The sun does a nice job of flooding my kitchen with light in the early part of the day and as I got up to pull a spoon for my oats out of the drawer, it happened. A particularly strong ray of light reflected off of the spoon and bounced right over to the coffee pot, swiftly cracking and breaking the glass. Knowing that this would undoubtedly make me late to work I scrambled to clean the mess, when again, a reflective beam of light shot through my window and hit me square in the eyes. Frustrated and nearly blinded I reached up to the counter, put on my sunglasses and went to the window. It was early fall and the sun was still strong but I had never encountered anything like this before. There is no way for me to explain what happened next and for your to believe me, but I don't know how a person could ever-if ever he wanted to-make up such a story.
When I got to the window I looked up toward the sun, or what I thought was the sun until the light was gone.
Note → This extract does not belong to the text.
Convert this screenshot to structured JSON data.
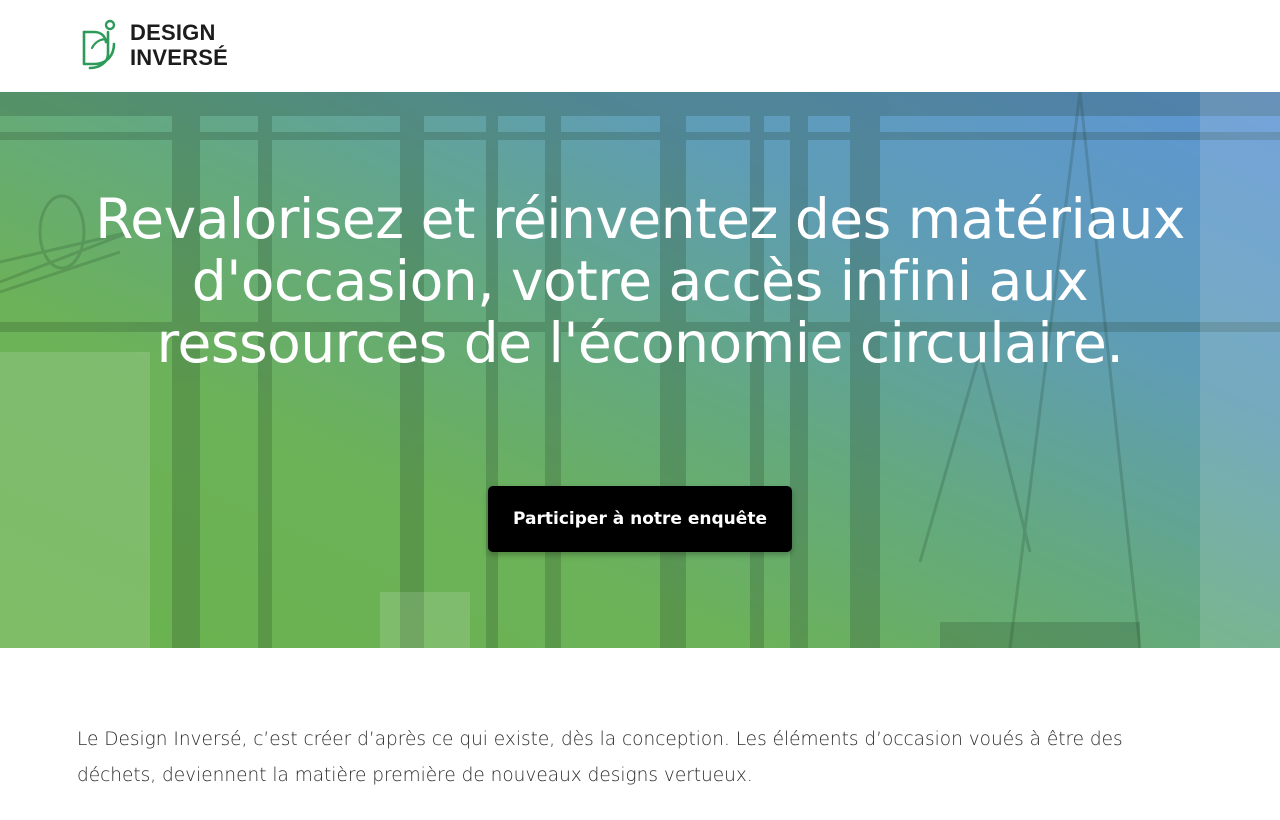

I realized only then that the morning light comes through the opposite window. I looked towards the spot where the reflection had come from and it passed by my window twice more before I saw that it was a star. Or what seemed to be a star, but could really be anything-a moon, a meteor, a space station, or a planet. I don't know how to describe the feeling I had at that moment other than "unwaveringly solid intuition". I knew I was being watched. I could feel it, like in the third grade when you could feel the nun creeping behind you in chapel, just ready to force you to swallow your chewing gum.
That's when it occurred to me that the world was already over, or might as well be. You see, light travels quickly, but even so, the closest possible planet harboring life would have to be millions of light years away. This means that the thing staring in my kitchen window that morning was seeing me now, but from millions of years in the future. Just like the stars that we stare up at have probably long since burned out, the image of me eating my breakfast in my boxer shorts has long since evaporated. Makes you wonder why we bother.
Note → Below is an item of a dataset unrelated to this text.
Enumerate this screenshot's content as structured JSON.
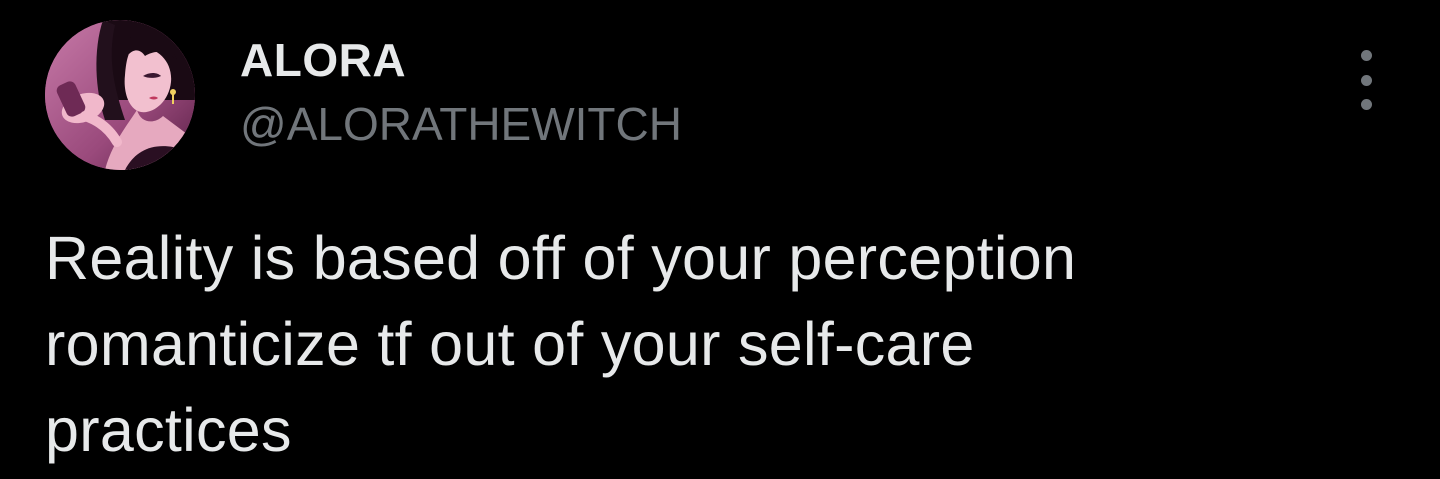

all writing on this blog, copyright of Adria, 2010.
A
4 comments:
Jesus Christ that was deep woman. My sheets are red :) Does that mean I'm an optimist ? P.s. I like wine, and cheese too. AND GUACAMOLE?!?! WHAT?! You're awesome. lol
Well, Annah, let it be known that I mix and match my sheets. Fitted sheet is beige, but top sheet and pillowcases are red. Look at that!
Madness. I would have gone straight back to bed after that. And stapled the curtains shut.
Well, lucky for you TbR, it's fiction.